Вторая проблема состояла в том, что среди заключенных были немецкие солдаты и сотрудники гестапо, которые отбывали наказание за преступления, совершенные при исполнении служебных обязанностей. Когда пришли американцы, их тоже освободили. Бен приказал составить список. В случае если их поймают, с ними будут обращаться как с обычными военнопленными.
Третья проблема касалась «капо» – привилегированных заключенных, которые сотрудничали с лагерной администрацией и надзирали за другими узниками. Иногда капо были более жестокими, чем СС. Что с ними следовало делать? «Сначала я думал, что мы поступим с ними так же, как намеревались поступить с военными преступниками», – решил Бен. Он вызвал свидетелей, которые дали показания под присягой против обвиняемых. Первого капо несколько свидетелей обвинили в том, что он до смерти избил больного француза резиновым шлангом. Бен вызвал заключенного и провел очную ставку на основе собранных фактов. Мужчина провел в плену шесть лет. Бен предъявил ему обвинения в том, что он оказывал фашистам услуги и жестоко обращался с простыми заключенными, чтобы получить некоторые привилегии. «Он отрицал все это, но лгал слишком очевидно», – сделал вывод Ференц.

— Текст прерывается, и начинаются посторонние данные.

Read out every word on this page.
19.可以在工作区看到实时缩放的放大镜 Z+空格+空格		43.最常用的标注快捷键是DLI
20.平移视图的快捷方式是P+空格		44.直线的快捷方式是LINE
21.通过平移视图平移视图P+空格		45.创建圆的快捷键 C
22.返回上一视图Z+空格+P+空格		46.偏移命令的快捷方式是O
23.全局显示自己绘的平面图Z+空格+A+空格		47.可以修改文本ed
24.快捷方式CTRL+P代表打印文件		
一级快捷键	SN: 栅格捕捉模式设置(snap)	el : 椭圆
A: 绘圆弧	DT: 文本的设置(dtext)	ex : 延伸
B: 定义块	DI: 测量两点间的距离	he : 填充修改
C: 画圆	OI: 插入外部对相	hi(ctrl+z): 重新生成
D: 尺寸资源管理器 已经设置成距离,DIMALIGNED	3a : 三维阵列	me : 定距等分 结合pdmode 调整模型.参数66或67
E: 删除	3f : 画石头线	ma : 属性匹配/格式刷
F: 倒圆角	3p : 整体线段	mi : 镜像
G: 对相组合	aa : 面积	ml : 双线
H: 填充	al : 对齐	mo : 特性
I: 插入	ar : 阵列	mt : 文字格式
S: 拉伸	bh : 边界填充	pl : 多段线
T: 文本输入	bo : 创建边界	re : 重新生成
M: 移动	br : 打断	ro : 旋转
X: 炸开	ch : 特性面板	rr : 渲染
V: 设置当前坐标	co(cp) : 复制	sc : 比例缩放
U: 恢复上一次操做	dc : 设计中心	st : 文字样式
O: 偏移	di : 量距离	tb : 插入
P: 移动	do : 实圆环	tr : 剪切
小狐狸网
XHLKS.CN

Другой капо, как рассказали заключенные, убил нескольких пациентов в лазарете. Он заталкивал им в рот шланг и включал воду под сильным напором. «Прокуроры и комендант лагеря пришли к единому мнению о том, что эти мужчины должны получить за свои преступления не более нескольких месяцев тюремного заключения», – таким был вердикт. В других частях мира эти преступления, несомненно, будут преследоваться как убийства, но в условиях «когда убийство столь же обыденная вещь, что и еда», возникает вопрос о том, как должен ответить за содеянное обвиняемый, если он делала только то, что творилось на его глазах изо дня в день. «Можем ли мы применять ценности и нормы цивилизованного мира к людям, которые четыре или пять лет находились в лагере смерти?» Бен не мог сходу ответить на этот вопрос. Он посадил обоих мужчин в «довольно удобные камеры» на территории лагеря. «Они, вероятно, проведут в заключении месяц-другой, и это будет разумно», – посчитал Бен.
Расследование в концентрационном лагере Флоссенбюрг длилось несколько дней. 1 мая Бен сообщил Гертруде сенсационные новости: «Прошлой ночью я спал в постели оберштурмбанфюрера». Речь шла о последнем нацистском коменданте лагеря Максе Кёгеле, «главном кошмаре Флоссенбюрга», при котором были зверски убиты тысячи людей. «Улики против него собраны, и некогда гордый предводитель теперь не больше, чем просто пойманный преступник», – написал Бен. Несколькими неделями ранее он отдал приказ о «марше смерти» заключенных, которые едва были в состоянии идти, в концентрационный лагерь Дахау. Перед тем как американцы появились на месте преступления, он исчез с бумагами заключенных и был арестован лишь в июне 1945 года. Вскоре он повесился в тюрьме. В то время как заключенные жили в «жалких кишащих вшами хижинах», «переполненных, как сардины», всего в двух шагах в «роскошном доме» наслаждался жизнью нацистский начальник. Он бежал так поспешно, что оставил практически все: «Я достал чистые простыни из его шкафа и высморкался в его носовой платок». Когда Бен писал эти строки, он был одет в банный халат оберштурмбанфюрера и его новые тапочки, «а лежать, набрав в ванну горячей воды (пусть и с некачественными немецкими солями для ванны), было величайшим наслаждением».